What is the difference between proteinuria and microalbuminuria?

Proteinuria refers to an excessive amount of protein detected in the urine. Urine protein can be a complex combination of components that may include albumin, globulins, immunoglobulin light chains and low molecular-weight proteins. Microalbuminuria refers to the measurement of small quantities of albumin in the urine. In other words, microalbuminuria alludes to a small urine albumin concentration, typically <30 mg/dL, that is undetectable by semi-quantitative dipstick tests.

The IDEXX Urine P:C Ratio measures all fractions of urine protein, including albumin. Different methodologies used for the urine protein measurement will have variable sensitivities to different protein fractions, especially the globulin fractions. However, almost all methodologies will detect the albumin fraction.

 

Is it important to detect the other proteins in addition to the albumin?
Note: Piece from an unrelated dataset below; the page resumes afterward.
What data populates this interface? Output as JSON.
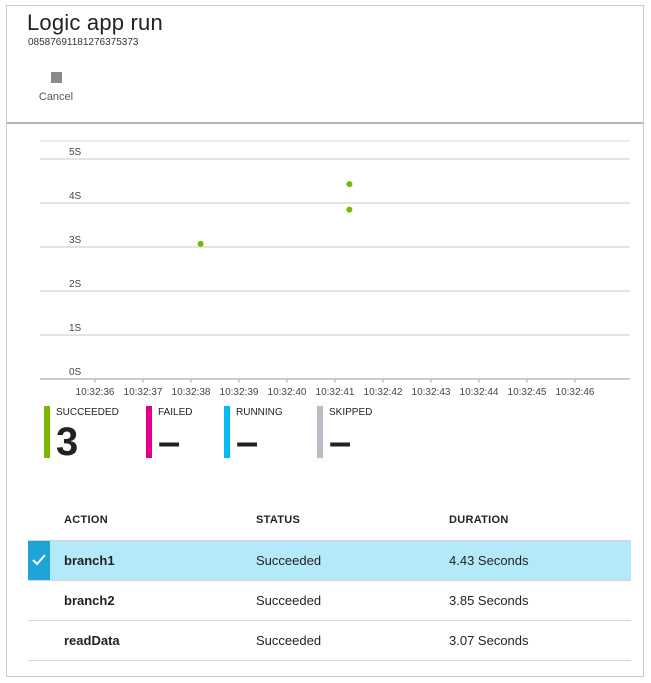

Yes, it is important to detect the other proteins in addition to the albumin. In renal diseases, albumin can be the predominant protein; however, other urine protein fractions may also be present, and these concentrations can vary, depending on the underlying condition. Immunoglobulins and other proteins can have an impact on the urine protein results, depending on the nature of the underlying disease.

 

For years, veterinarians have used the dipstick for detecting proteinuria. Isn't the dipstick good enough?

Unfortunately, many veterinarians today are depending on the urine protein dipstick dye test to determine proteinuria. But this test is neither sensitive nor specific, and can often yield erroneous results.

If you’re interested in detecting a low level of protein in the urine, the dipstick is not sensitive enough. We’re going to get a lot of false-positives, but we may also see some false-negatives with a low proteinuria level. The sulfosalicylic acid, urine microalbumin, and urine protein:creatinine ratio tests are much more sensitive than the dipstick at detecting these lower concentrations of protein in the urine.
Dr. Gregory F. Grauer1

 

Because of poor specificity of the dipstick as a screening tool, IDEXX Reference Laboratories routinely performs a confirmatory SSA with any urinalysis when a dipstick assay is positive for protein. The SSA test result is included in the urinalysis report.

The standard dipstick tests for protein are of little help when screening cat urine because there are so many false-positives. There are two possible approaches: 1) run a urine protein:creatinine ratio initially and forget the screening test, or 2) screen with the microalbuminuria test.
Dr. Jonathon Elliott1

 

Regardless of the screening test used, initial discovery of proteinuria requires localization, proof of persistence and tracking of trends via the UPC ratio.

We mainly use serial urine protein:creatinine ratios to evaluate proteinuria magnitude because they are useful for measuring any level of proteinuria.
Dr. George E. Lees1

 

References
1
Advanstar Communications. Proteinuria and Renal Disease: A Round-Table Discussion. Lenexa, Ka: Advanstar Healthcare Veterinary Communications. 2005.

 

How is proteinuria determined to be persistent?

Proteinuria can be transient and not associated with renal disease. Therefore, it must be determined to be persistent. Persistent renal proteinuria in nonazotemic animals is a sign of early renal disease. After the urine protein is localized to the kidney and evidence of lower urinary tract disease is not identified, it must be determined to be persistent.

Persistence in nonazotemic animals is determined by identifying proteinuria on three or more occasions at least two weeks apart. By detecting the damage to the kidneys before azotemia is present and the patient’s urine concentration ability is impaired, the veterinarian can minimize disease progression and improve the patient’s prognosis. If the animal is azotemic and proteinuric, and lower urinary tract disease is excluded, the proteinuria can be attributed to renal disease.